When you are honest and one who owns up to your mistakes, you are trustworthy, sincere and responsible. You are a valuable person who deserves respect.
As the proverb goes, “Honesty is the best policy.”
Honesty is in the Decalogue, or The Ten Commandments of the Lord, particularly in the eighth to the 10th commandments which say: “Thou shall not steal. Thou shall not bear false witness against your neighbor. Thou shall not covet thy neighbor’s wife.”
Being honest means choosing not to lie, steal, cheat, or deceive in any way. When you are honest, you build strength of character that will make you a trustworthy person, one who has peace of mind and self-respect.
Dishonesty, on the other hand, harms you and your relationship with other persons. If you lie, steal, shoplift, or cheat, you damage your name and break other people’s trust and respect. You destroy your name.

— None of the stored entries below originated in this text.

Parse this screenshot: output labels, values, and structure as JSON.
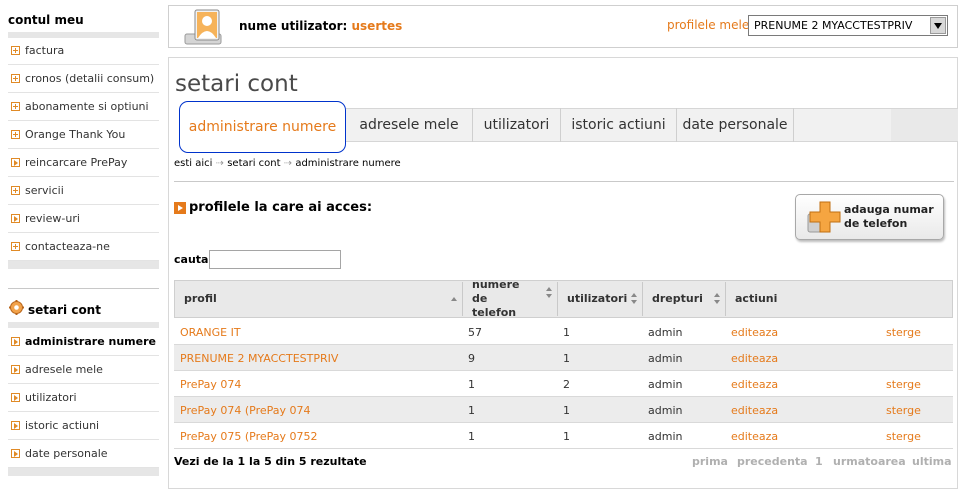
{
  "sidebar": {
    "account_title": "contul meu",
    "account_items": [
      {
        "label": "factura"
      },
      {
        "label": "cronos (detalii consum)"
      },
      {
        "label": "abonamente si optiuni"
      },
      {
        "label": "Orange Thank You"
      },
      {
        "label": "reincarcare PrePay"
      },
      {
        "label": "servicii"
      },
      {
        "label": "review-uri"
      },
      {
        "label": "contacteaza-ne"
      }
    ],
    "settings_title": "setari cont",
    "settings_items": [
      {
        "label": "administrare numere"
      },
      {
        "label": "adresele mele"
      },
      {
        "label": "utilizatori"
      },
      {
        "label": "istoric actiuni"
      },
      {
        "label": "date personale"
      }
    ]
  },
  "header": {
    "user_label": "nume utilizator:",
    "user_name": "usertes",
    "profiles_label": "profilele mele:",
    "profiles_selected": "PRENUME 2 MYACCTESTPRIV"
  },
  "main": {
    "title": "setari cont",
    "tabs": [
      {
        "label": "administrare numere"
      },
      {
        "label": "adresele mele"
      },
      {
        "label": "utilizatori"
      },
      {
        "label": "istoric actiuni"
      },
      {
        "label": "date personale"
      }
    ],
    "breadcrumb": {
      "part1": "esti aici",
      "sep": "⇢",
      "part2": "setari cont",
      "part3": "administrare numere"
    },
    "section_title": "profilele la care ai acces:",
    "add_button_label": "adauga numar de telefon",
    "search_label": "cauta",
    "search_value": ""
  },
  "table": {
    "headers": {
      "profile": "profil",
      "numbers": "numere de telefon",
      "users": "utilizatori",
      "rights": "drepturi",
      "actions": "actiuni"
    },
    "rows": [
      {
        "profile": "ORANGE IT",
        "numbers": "57",
        "users": "1",
        "rights": "admin",
        "edit": "editeaza",
        "delete": "sterge"
      },
      {
        "profile": "PRENUME 2 MYACCTESTPRIV",
        "numbers": "9",
        "users": "1",
        "rights": "admin",
        "edit": "editeaza",
        "delete": ""
      },
      {
        "profile": "PrePay 074",
        "numbers": "1",
        "users": "2",
        "rights": "admin",
        "edit": "editeaza",
        "delete": "sterge"
      },
      {
        "profile": "PrePay 074 (PrePay 074",
        "numbers": "1",
        "users": "1",
        "rights": "admin",
        "edit": "editeaza",
        "delete": "sterge"
      },
      {
        "profile": "PrePay 075 (PrePay 0752",
        "numbers": "1",
        "users": "1",
        "rights": "admin",
        "edit": "editeaza",
        "delete": "sterge"
      }
    ]
  },
  "pager": {
    "summary": "Vezi de la 1 la 5 din 5 rezultate",
    "first": "prima",
    "prev": "precedenta",
    "page": "1",
    "next": "urmatoarea",
    "last": "ultima"
  },
  "colors": {
    "accent": "#e57a1b",
    "active_tab_border": "#0033cc"
  }
}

When you are honest, you are a person of integrity. When you are a person of integrity, it means you are thinking and doing what is right at all times, no matter what the consequences. When you have integrity, you live by your standards and beliefs even when no one is watching.
Honesty is a principle that is absent on the principal characters in the current issue on corruption in Makati City and the alleged unexplained wealth of Vice President Jejomar Binay which are the subject of a prolonged investigation by three senators under a subcommittee of the Senate blue ribbon committee.

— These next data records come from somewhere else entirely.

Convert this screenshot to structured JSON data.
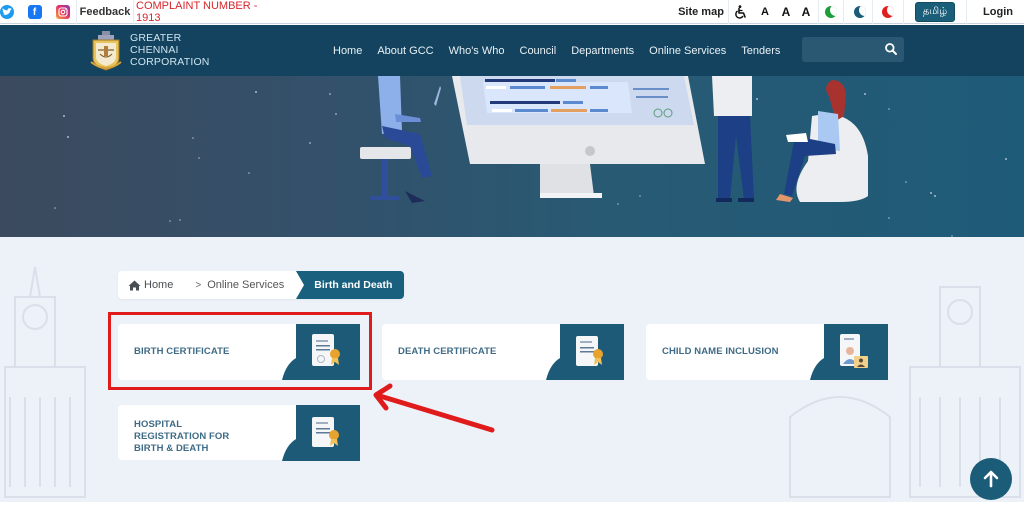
{
  "topbar": {
    "social": [
      "twitter-icon",
      "facebook-icon",
      "instagram-icon"
    ],
    "feedback": "Feedback",
    "complaint": "COMPLAINT NUMBER - 1913",
    "sitemap": "Site map",
    "accessibility_icon": "wheelchair-icon",
    "font_sizes": [
      "A",
      "A",
      "A"
    ],
    "themes": [
      {
        "name": "green",
        "color": "#1e9e3a"
      },
      {
        "name": "blue",
        "color": "#1b5c78"
      },
      {
        "name": "red",
        "color": "#e0201f"
      }
    ],
    "language": "தமிழ்",
    "login": "Login"
  },
  "header": {
    "logo_lines": [
      "GREATER",
      "CHENNAI",
      "CORPORATION"
    ],
    "nav": [
      "Home",
      "About GCC",
      "Who's Who",
      "Council",
      "Departments",
      "Online Services",
      "Tenders"
    ],
    "search_placeholder": ""
  },
  "breadcrumb": {
    "home": "Home",
    "separator": ">",
    "online_services": "Online Services",
    "current": "Birth and Death"
  },
  "cards": [
    {
      "label": "BIRTH CERTIFICATE",
      "icon": "certificate-icon",
      "highlighted": true
    },
    {
      "label": "DEATH CERTIFICATE",
      "icon": "certificate-icon",
      "highlighted": false
    },
    {
      "label": "CHILD NAME INCLUSION",
      "icon": "id-card-icon",
      "highlighted": false
    },
    {
      "label": "HOSPITAL REGISTRATION FOR BIRTH & DEATH",
      "icon": "certificate-icon",
      "highlighted": false
    }
  ],
  "colors": {
    "brand": "#13435e",
    "accent": "#18607e",
    "complaint": "#d7262c",
    "highlight": "#e01b1b",
    "page_bg": "#edf1f8"
  },
  "scroll_top_icon": "arrow-up-icon"
}
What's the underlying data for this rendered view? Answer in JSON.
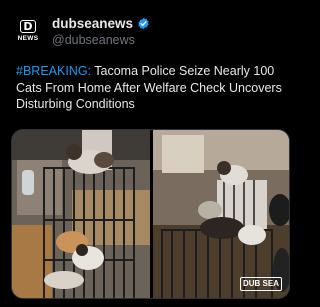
{
  "account": {
    "avatar_label": "NEWS",
    "display_name": "dubseanews",
    "handle": "@dubseanews",
    "verified": true,
    "verified_color": "#1d9bf0"
  },
  "tweet": {
    "hashtag": "#BREAKING:",
    "text": " Tacoma Police Seize Nearly 100 Cats From Home After Welfare Check Uncovers Disturbing Conditions",
    "hashtag_color": "#1d9bf0"
  },
  "media": {
    "watermark": "DUB SEA"
  }
}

Yes, this is all about the 2016 elections, but not one of them is honest about their objectives. They are all politicians with vested interests. Not one has the humility to admit that all these allegations are hurled against the Vice President and his family because of their selfish and political interests.
On the other side of the fence, the Binays could not honestly respond to the allegations and accusations because their answers could harm the Vice President’s chances to become the country’s president in 2016.

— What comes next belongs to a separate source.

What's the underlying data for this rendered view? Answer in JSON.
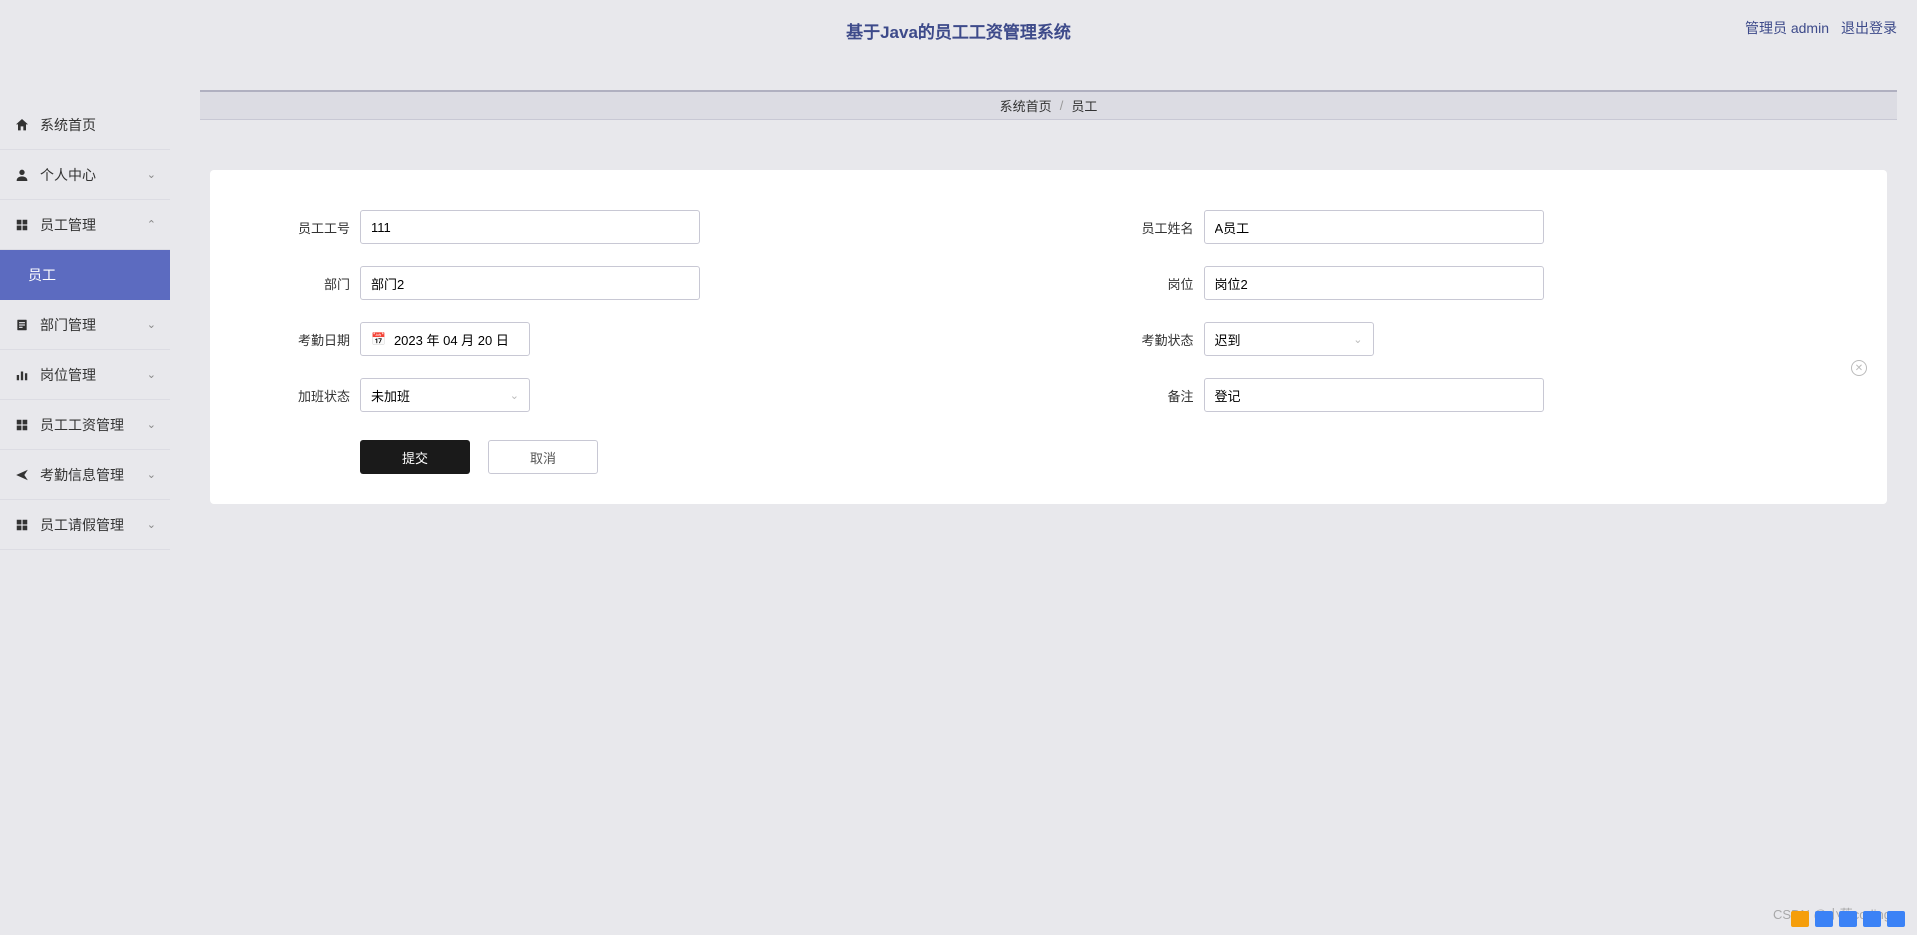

The Vice President’s accusers are neither honest nor clean, but former Vice Mayor Ernesto Mercado’s admission of his being a sabongero, and part of the corruption that he accused Binay of had somehow made him a knowledgeable witness, although not totally credible.
The Vice President sounded a bit honest in an interview on ABS-CBN News Channel when he said, “Nowhere in Rosario, Batangas do I have any property… registered under my name.”
There was a short pause after he said property, and opened the possibility that he has property registered in someone else’s name.
Honesty and humility are major issues in politics and governance that must be checked. And who would do the checking? The voters. We can penalize those who are most corrupt and dishonest by not electing them for another term or another office.
This is going to be a long process because almost all, if not all, of those in elected and appointed positions now must be expunged. But the process has to start to get it going.
Sadly, many of the critics of both sides in the political fence are not doing the country good by simply criticizing but do not take part in the voting process.
I have always emphasized the importance of exercising the right to vote to boot out those who make public office a private or family business. We should not relegate that right to people who depend on dole outs during the election period.
We cannot be honest with ourselves if we vote for candidates who can help us get a position in government, or who can sing or dance in the campaign rallies.